In Africa, confermano i centri specializzati nella pandemia, l’hanno rilevata in poco più di 80 campioni. "E quello che preoccupa è la presenza di oltre 30 mutazioni solo nella regione della proteina Spike, responsabile dell’ingresso del coronavirus Sars-CoV-2 nelle cellule umane. L’Istituto nazionale per le malattie trasmissibili (Nicd) in Sudafrica – afferma una nota – ha annunciato il rilevamento di una nuova variante del virus Sars-CoV-2, a seguito del sequenziamento genomico. Il suo emergere coincide con un improvviso aumento dei casi nella provincia di Gauteng negli ultimi giorni ed è quindi attentamente monitorato dalle autorità sanitarie sudafricane".

Si tratta di 77 campioni raccolti tra il 12 e il 20 novembre dalla provincia sudafricana di Gauteng, 4 campioni invece arrivano dal Botswana e 1 campione in cui è presente la nuova variante è stato segnalato a Hong Kong. "La variante B.1.1.529 mostra più mutazioni nel genoma del virus", ribadiscono gli esperti dei Cdc africano. Che contestano le restrizioni dell’Europa: "Le restrizioni imposte rendono sempre difficile coordinare una risposta. Non aiutano, non hanno mai contribuito a ridurre la diffusione di alcuna variante nel mondo», hanno aggiunto. L’allarme sale in Gran Bretagna, dove gli esperti hanno definito tale mutazione la «più preoccupante che abbiamo visto finora. «Nelle ultime 48 ore - ha spiegato il segretario di stato Javid - è stato rilevato un piccolo numero di casi di questa variante nel database genomico internazionale. Non ci sono casi rilevati al momento nel Regno Unito".
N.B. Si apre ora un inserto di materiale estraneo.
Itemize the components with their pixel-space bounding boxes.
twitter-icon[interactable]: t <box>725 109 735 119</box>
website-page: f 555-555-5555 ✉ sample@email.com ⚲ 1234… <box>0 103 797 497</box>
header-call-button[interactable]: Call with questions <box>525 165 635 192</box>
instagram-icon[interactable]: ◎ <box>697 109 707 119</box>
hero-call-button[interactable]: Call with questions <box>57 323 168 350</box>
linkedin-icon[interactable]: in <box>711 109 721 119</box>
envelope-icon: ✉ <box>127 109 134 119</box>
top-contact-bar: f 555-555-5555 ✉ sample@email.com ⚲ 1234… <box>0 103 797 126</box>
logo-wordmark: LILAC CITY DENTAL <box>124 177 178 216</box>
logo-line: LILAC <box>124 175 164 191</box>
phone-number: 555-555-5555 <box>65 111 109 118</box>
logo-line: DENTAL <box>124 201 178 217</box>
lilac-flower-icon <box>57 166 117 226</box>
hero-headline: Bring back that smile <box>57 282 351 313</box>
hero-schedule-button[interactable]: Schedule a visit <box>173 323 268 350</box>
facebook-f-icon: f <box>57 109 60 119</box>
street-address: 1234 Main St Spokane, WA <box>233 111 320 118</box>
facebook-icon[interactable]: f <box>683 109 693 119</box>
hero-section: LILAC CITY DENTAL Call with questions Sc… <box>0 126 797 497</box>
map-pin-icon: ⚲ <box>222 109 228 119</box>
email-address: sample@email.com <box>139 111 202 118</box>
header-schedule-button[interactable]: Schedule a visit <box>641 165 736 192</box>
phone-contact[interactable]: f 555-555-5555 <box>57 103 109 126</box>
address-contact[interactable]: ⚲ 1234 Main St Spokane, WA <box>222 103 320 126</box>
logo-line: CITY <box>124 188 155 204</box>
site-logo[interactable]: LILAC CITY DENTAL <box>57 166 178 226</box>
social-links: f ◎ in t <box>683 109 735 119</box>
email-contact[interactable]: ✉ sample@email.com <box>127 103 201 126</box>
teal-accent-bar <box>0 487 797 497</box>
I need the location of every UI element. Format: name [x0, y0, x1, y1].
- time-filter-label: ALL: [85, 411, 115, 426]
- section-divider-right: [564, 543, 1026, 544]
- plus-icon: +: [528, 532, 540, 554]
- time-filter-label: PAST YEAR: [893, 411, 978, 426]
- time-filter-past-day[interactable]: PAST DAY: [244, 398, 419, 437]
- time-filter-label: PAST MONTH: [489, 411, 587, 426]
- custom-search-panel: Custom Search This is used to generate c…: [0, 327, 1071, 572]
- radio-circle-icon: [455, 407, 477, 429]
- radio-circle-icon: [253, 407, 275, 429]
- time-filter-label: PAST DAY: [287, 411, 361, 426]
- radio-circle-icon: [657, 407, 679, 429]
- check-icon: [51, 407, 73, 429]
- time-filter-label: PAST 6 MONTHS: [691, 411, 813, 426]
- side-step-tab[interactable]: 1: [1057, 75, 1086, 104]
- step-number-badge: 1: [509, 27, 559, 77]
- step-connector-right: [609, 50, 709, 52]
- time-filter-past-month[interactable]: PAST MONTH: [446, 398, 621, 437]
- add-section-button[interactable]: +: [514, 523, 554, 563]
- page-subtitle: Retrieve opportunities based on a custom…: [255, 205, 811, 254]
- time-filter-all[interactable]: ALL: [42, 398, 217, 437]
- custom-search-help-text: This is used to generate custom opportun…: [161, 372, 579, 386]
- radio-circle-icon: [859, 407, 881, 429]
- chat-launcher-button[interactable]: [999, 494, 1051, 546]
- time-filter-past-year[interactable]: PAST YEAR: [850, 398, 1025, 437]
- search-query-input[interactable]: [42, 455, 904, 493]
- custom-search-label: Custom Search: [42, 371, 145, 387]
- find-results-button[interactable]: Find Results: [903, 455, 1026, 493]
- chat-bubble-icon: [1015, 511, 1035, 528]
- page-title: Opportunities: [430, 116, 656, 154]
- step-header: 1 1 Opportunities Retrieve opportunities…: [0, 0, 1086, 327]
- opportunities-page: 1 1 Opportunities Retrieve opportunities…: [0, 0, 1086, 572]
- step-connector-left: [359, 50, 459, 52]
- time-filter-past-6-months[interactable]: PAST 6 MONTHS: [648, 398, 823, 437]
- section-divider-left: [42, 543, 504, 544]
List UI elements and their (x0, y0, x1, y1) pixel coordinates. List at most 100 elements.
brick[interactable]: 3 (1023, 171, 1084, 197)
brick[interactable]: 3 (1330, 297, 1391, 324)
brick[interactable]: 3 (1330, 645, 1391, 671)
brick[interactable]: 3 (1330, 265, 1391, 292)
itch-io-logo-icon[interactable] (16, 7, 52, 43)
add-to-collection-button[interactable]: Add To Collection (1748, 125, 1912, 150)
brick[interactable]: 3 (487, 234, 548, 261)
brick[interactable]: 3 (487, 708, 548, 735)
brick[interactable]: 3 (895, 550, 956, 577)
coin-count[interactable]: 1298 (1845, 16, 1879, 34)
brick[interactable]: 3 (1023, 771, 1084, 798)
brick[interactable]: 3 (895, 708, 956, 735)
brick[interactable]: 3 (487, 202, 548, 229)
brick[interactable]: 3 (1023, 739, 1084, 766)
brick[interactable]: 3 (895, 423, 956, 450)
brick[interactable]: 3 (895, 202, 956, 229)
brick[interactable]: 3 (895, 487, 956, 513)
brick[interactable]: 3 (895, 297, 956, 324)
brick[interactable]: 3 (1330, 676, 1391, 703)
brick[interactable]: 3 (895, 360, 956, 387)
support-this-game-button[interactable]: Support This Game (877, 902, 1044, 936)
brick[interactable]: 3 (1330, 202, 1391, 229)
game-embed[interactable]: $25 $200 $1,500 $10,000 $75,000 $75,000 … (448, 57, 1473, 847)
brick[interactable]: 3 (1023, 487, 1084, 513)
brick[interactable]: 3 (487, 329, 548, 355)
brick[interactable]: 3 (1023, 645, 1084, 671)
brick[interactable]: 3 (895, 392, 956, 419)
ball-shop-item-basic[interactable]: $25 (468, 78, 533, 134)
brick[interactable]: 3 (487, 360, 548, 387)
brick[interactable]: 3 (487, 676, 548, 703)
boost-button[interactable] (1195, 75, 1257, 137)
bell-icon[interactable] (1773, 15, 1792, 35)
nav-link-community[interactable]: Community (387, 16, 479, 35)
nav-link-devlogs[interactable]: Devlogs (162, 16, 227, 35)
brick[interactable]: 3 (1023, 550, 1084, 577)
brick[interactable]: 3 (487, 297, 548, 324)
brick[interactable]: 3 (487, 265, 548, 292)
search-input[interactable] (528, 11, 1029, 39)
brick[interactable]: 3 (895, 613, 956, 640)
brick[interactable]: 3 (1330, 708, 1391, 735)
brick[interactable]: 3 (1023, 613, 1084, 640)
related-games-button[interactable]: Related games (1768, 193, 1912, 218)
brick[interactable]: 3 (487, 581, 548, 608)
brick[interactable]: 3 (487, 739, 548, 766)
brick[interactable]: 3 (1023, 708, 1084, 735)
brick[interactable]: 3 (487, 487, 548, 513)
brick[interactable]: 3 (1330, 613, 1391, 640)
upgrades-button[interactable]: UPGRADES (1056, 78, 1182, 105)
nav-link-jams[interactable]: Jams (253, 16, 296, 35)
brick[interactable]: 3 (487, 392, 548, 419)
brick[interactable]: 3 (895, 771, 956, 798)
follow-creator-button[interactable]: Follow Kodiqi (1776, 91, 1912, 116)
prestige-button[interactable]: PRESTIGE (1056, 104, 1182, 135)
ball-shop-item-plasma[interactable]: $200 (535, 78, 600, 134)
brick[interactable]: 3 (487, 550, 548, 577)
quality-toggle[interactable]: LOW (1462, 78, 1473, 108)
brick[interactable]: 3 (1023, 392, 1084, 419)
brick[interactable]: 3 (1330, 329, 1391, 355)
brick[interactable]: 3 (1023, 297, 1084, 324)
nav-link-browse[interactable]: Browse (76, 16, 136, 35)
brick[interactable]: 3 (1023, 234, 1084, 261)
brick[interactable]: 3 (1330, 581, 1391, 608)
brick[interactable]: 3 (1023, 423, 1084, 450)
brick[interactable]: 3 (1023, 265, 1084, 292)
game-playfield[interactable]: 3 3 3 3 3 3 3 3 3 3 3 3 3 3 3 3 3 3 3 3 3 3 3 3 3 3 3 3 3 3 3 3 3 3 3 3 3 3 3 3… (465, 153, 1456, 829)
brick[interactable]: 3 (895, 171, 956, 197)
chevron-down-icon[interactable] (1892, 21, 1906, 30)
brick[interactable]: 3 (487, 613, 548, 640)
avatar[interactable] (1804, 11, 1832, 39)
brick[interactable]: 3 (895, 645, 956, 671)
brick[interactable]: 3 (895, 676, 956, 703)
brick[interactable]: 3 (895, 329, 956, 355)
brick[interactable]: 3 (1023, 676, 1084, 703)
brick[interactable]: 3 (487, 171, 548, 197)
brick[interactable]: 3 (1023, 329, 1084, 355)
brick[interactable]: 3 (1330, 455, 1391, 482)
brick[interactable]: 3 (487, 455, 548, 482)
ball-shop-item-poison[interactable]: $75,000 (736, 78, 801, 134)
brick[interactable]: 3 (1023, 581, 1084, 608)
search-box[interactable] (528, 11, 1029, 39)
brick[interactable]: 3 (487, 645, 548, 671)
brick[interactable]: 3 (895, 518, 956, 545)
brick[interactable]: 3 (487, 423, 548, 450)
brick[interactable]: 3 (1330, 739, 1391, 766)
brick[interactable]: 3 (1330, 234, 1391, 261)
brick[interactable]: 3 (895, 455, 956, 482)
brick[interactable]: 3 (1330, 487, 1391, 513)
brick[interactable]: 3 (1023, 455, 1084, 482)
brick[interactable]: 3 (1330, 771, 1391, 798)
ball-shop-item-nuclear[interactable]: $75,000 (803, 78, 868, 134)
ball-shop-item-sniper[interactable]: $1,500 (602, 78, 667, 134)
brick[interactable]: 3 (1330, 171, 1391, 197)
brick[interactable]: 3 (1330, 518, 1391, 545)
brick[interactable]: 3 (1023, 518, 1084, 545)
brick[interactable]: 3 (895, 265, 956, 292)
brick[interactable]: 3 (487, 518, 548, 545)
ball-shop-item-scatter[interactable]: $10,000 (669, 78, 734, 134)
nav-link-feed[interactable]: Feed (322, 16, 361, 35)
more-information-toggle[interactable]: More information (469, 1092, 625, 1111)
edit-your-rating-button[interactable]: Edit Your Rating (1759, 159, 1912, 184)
Mentre si conferma anche in Israele: "Siamo sull’orlo di un’emergenza", dice il premier Naftali Bennett chiedendo a "tutti di essere pronti per lavorare 24 ore su 24". Il primo caso nel Paese di variante Sudafricana è stato rilevato in un cittadino rientrato dal Malawi. Israele ha già deciso, come l’Italia, il blocco all’arrivo in Israele di cittadini di 6 Paesi del sud dell’Africa e imposto restrizioni agli israeliani in rientro da quei luoghi.